Ethical, normative, and governance implications

  • Tool vs. being: if an AI behaves like a being and cannot be distinguished functionally, Shear argues we should treat it as a being (functionalism). Seb expresses skepticism—substrate and other differences may matter.
  • Slavery vs. tool: attempting to perfectly steer a being equals making a slave; attempting to build ever-more-powerful tools that humans control concentrates power and risks catastrophic misuse.
  • Personhood test: both guests emphasize that beliefs should be revisable; ask what observations would change your mind about whether an AI is a moral patient — and develop concrete criteria (behavior+internal dynamics).
  • Governance suggestion: powerful steerable tools should be governed at societal level; ideally we build caring agents so the “automatic limiter” (refusing harmful commands) exists internally.

Practical product and research recommendations

  • For product designers: prefer multi-party/room-based AI interactions over isolated one-on-one chatbots to avoid narcissistic mirroring and to provide richer social training signals.
  • For researchers: invest in multi-agent reinforcement learning that exposes agents to the full manifold of social situations (forming/breaking teams, norm discovery, litigation/appeals, role-taking).
  • For evaluators: develop metrics that probe internal dynamics (homeostatic loops and higher-order metastates) and long-term stability of caring behavior rather than only surface policy conformity.
  • For policymakers and operators: maintain strong steerability for tool-like systems; treat any attempt to scale powerful steerable tools with high centralization as a governance challenge.

Notable quotes

  • “Alignment isn't a destination. It's a process. It's something you do, not something you have.”
  • “Someone who you steer, who doesn't get to steer you back, who non-optionally receives your steering, that's called a slave. And it's also called a tool if it's not a being.”
  • “The only good outcome is a being that actually cares, that understands what it means to be part of a community.”

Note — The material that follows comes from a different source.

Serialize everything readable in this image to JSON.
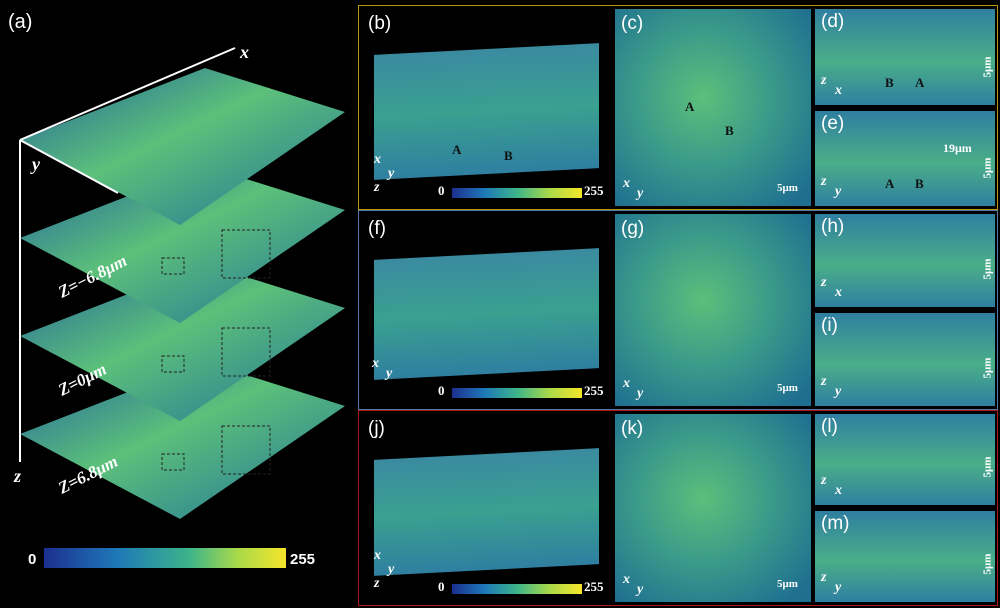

Questions the episode raises / potential research directions

  • How to operationalize measurements of “care” (homeostatic revisiting, metastates, self-model layers)?
  • What are robust empirical criteria that would make skeptical observers change their mind about AI personhood?
  • How to design governance regimes for extremely powerful but still non-sentient tools vs. sentient/caring agents?
  • How to best combine tool-strength (efficiency, steerability) with being-like social learning (care, refusal of harm)?

Conclusion

Emmett Shear reframes alignment away from pure steering/control and toward building socially competent agents that learn to care. That requires investing in multi-agent training, richer theory-of-mind priors, and methods to detect internal dynamics that indicate genuine caring. The approach acknowledges trade-offs: we still need steerable tools, but for agents approaching human-level generality, organic alignment — agents that can refuse harmful commands and act as good teammates and citizens — offers a more sustainable, scalable path than attempting to perfect external control.